Peru's presidential removal today is the most immediate decision-maker concern. The 'moral incapacity' clause has now become a routine legislative weapon, not an extraordinary remedy — this means any future Peruvian executive is structurally vulnerable from day one. With elections approaching, whoever takes power next will govern under the same threat of removal. For businesses with Peruvian exposure, the Petroperu privatization conflict is the near-term operational watch: a 72-hour strike that the government has declared illegal can still escalate if workers see the interim leadership vacuum as an opening to push harder.
The Venezuela energy picture needs to be read carefully. Washington lifting sanctions and Chevron doubling production sounds like stabilization, but the detention of an American consultant — even a brief one — shows the operating environment is not being controlled by a coherent government. It is being managed by a coalition of Chavista bureaucrats, US-backed transitional figures, and competing oil interests, all with different agendas. The next round of international energy company negotiations will be the stress test. If another foreign national gets detained, or if oil infrastructure sabotage occurs, the fragile 'cohabitation' model breaks down fast.
Colombia deserves more attention than it is getting this week. The CFR's assessment that the ELN, FARC dissidents, and Clan del Golfo are all simultaneously expanding is not a nuanced analytical point — it is a straightforward warning that the Petro government's peace process may be entering terminal failure. All three groups targeting demobilized combatants is deliberate: they are trying to prevent any future peace deal by eliminating the people who already took one. Watch for increased displacement figures from the Pacific coast and Catatumbo region in the coming days.

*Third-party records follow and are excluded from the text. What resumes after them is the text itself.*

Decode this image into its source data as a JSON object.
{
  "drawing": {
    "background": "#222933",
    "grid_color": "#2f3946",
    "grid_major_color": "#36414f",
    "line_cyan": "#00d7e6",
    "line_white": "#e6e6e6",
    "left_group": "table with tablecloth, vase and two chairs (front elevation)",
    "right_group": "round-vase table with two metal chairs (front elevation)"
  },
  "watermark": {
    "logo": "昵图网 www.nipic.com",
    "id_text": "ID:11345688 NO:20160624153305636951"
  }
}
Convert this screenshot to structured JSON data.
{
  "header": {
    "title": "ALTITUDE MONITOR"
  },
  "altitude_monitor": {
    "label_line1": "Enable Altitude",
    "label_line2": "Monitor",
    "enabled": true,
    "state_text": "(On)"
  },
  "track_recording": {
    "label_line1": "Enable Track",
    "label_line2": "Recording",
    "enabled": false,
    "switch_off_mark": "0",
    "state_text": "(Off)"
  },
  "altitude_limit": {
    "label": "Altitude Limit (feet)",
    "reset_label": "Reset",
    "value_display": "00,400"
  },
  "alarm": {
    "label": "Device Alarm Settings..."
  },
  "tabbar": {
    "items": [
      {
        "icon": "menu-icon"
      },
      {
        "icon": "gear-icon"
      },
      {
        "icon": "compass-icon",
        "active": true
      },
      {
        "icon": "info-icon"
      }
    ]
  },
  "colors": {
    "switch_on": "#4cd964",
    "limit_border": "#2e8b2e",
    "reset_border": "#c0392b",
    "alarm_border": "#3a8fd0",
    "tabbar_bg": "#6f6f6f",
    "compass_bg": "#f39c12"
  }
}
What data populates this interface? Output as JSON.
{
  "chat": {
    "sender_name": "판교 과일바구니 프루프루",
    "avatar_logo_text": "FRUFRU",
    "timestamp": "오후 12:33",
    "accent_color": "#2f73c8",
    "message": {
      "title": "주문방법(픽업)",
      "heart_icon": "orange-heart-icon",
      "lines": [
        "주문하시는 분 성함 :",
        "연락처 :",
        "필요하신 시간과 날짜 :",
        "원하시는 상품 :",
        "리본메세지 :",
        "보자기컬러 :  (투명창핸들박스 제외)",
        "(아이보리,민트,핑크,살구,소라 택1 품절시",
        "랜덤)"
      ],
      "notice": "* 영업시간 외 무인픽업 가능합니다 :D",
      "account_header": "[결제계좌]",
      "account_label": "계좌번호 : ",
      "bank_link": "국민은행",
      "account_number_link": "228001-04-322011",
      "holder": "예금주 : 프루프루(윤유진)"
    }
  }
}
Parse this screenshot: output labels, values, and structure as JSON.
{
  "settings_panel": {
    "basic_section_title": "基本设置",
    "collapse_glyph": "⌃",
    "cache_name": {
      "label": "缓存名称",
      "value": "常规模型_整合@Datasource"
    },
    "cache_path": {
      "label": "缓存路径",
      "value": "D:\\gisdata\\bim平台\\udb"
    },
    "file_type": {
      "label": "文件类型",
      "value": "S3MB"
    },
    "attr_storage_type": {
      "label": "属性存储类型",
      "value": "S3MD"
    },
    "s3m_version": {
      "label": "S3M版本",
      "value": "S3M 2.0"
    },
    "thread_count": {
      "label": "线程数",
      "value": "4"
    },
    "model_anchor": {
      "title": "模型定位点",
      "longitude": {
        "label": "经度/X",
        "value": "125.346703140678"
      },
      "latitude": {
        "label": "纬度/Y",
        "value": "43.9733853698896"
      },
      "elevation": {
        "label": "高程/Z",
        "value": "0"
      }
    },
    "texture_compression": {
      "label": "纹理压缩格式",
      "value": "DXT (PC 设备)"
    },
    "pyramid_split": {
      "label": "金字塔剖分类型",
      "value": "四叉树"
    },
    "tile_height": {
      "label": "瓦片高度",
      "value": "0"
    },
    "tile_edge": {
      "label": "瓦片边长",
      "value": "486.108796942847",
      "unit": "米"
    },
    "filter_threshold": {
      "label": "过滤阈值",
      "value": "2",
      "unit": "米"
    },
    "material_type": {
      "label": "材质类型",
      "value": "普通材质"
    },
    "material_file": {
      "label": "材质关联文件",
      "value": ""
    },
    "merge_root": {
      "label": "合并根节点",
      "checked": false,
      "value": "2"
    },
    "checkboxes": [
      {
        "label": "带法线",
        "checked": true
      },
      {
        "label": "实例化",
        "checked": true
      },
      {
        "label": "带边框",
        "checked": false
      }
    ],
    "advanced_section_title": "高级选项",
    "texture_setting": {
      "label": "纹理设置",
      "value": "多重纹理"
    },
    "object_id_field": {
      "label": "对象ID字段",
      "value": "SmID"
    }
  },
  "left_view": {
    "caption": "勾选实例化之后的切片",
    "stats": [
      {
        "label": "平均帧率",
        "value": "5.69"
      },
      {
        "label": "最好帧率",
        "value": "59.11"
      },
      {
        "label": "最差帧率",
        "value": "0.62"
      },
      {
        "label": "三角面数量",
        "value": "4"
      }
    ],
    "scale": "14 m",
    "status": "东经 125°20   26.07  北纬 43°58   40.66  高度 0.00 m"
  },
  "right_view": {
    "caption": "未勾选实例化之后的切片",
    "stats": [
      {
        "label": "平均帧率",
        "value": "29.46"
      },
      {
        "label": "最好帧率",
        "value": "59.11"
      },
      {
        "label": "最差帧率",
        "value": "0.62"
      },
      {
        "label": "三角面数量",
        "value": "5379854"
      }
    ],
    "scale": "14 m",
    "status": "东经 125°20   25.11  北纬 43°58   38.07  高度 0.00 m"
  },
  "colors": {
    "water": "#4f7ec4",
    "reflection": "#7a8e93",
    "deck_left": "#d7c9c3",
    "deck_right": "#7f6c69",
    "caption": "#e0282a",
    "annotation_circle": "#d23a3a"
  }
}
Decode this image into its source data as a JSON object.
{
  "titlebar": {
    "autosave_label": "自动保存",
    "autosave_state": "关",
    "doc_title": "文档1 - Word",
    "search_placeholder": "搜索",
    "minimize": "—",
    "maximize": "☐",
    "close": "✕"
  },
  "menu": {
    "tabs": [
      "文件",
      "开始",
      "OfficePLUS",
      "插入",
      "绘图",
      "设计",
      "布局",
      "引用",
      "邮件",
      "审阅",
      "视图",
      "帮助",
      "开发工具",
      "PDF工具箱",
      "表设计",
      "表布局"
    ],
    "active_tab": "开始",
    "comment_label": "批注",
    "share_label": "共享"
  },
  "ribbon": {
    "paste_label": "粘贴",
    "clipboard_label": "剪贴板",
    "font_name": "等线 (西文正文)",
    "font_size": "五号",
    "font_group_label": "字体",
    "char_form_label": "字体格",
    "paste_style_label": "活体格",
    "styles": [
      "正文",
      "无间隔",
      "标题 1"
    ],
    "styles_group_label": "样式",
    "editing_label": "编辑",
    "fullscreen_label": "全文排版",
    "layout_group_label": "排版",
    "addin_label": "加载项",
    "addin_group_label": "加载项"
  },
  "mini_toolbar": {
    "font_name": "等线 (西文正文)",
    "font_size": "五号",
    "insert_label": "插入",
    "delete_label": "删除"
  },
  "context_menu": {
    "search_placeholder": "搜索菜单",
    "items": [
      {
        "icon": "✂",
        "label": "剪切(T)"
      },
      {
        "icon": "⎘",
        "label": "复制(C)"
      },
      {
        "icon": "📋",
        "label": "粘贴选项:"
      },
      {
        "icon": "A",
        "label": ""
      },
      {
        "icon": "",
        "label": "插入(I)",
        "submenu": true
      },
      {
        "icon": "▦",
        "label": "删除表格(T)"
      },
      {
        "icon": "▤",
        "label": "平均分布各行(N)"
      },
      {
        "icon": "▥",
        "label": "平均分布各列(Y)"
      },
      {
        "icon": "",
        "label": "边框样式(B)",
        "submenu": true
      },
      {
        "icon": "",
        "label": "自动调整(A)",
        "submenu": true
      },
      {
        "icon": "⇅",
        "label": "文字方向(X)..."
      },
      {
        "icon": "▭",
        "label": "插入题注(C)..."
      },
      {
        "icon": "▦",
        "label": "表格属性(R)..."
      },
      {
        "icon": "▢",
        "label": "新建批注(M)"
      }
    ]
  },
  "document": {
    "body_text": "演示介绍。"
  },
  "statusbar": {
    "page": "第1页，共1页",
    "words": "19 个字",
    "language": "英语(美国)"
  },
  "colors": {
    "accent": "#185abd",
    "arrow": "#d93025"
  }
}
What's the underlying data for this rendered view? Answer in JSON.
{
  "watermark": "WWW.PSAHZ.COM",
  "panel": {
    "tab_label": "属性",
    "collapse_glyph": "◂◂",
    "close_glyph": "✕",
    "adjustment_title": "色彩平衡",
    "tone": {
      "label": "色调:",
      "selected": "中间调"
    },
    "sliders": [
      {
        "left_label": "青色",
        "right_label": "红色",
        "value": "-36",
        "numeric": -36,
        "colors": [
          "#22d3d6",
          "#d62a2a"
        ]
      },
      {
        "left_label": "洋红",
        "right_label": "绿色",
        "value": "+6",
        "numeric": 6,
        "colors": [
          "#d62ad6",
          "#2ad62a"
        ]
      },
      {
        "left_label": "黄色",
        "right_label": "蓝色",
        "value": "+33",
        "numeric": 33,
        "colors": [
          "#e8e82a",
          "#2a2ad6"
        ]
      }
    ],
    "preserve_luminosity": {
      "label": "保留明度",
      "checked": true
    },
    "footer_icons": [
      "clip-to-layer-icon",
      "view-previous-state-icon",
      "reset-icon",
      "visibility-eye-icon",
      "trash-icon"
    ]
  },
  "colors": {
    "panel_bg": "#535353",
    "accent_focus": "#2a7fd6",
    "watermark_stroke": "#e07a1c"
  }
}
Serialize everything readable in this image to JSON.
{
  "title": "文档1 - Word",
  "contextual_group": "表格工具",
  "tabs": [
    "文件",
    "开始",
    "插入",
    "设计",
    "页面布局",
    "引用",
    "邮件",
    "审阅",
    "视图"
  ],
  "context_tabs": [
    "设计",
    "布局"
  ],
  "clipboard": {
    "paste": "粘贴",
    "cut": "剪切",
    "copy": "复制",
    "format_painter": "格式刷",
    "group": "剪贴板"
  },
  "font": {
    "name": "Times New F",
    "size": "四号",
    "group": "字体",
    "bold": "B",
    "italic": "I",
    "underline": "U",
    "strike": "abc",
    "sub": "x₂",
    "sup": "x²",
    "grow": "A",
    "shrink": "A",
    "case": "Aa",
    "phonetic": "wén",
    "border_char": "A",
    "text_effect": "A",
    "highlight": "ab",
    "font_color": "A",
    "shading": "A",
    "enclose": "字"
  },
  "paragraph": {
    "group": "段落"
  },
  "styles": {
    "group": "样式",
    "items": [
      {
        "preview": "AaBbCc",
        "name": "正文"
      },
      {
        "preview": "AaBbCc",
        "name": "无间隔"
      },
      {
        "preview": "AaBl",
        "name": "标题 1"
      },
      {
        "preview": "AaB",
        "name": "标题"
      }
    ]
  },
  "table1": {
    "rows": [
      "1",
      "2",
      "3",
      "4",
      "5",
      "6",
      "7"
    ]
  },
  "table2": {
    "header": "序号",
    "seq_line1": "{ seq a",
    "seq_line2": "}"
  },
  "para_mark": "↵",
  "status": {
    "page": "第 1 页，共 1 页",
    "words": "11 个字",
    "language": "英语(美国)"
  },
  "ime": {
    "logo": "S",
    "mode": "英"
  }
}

The Ecuador-Colombia trade war combined with Ecuador's record homicide rates is a combination worth watching for regional spillover. Noboa's security crackdown has displaced gang networks rather than eliminated them — some are moving into Colombia's Pacific corridor, which is already contested. The US gun trafficking indictments (nine Americans charged) point to a supply chain problem that neither government can solve unilaterally. If the trade dispute deepens, security cooperation between Quito and Bogotá suffers, and that gap benefits the criminal networks operating across both countries.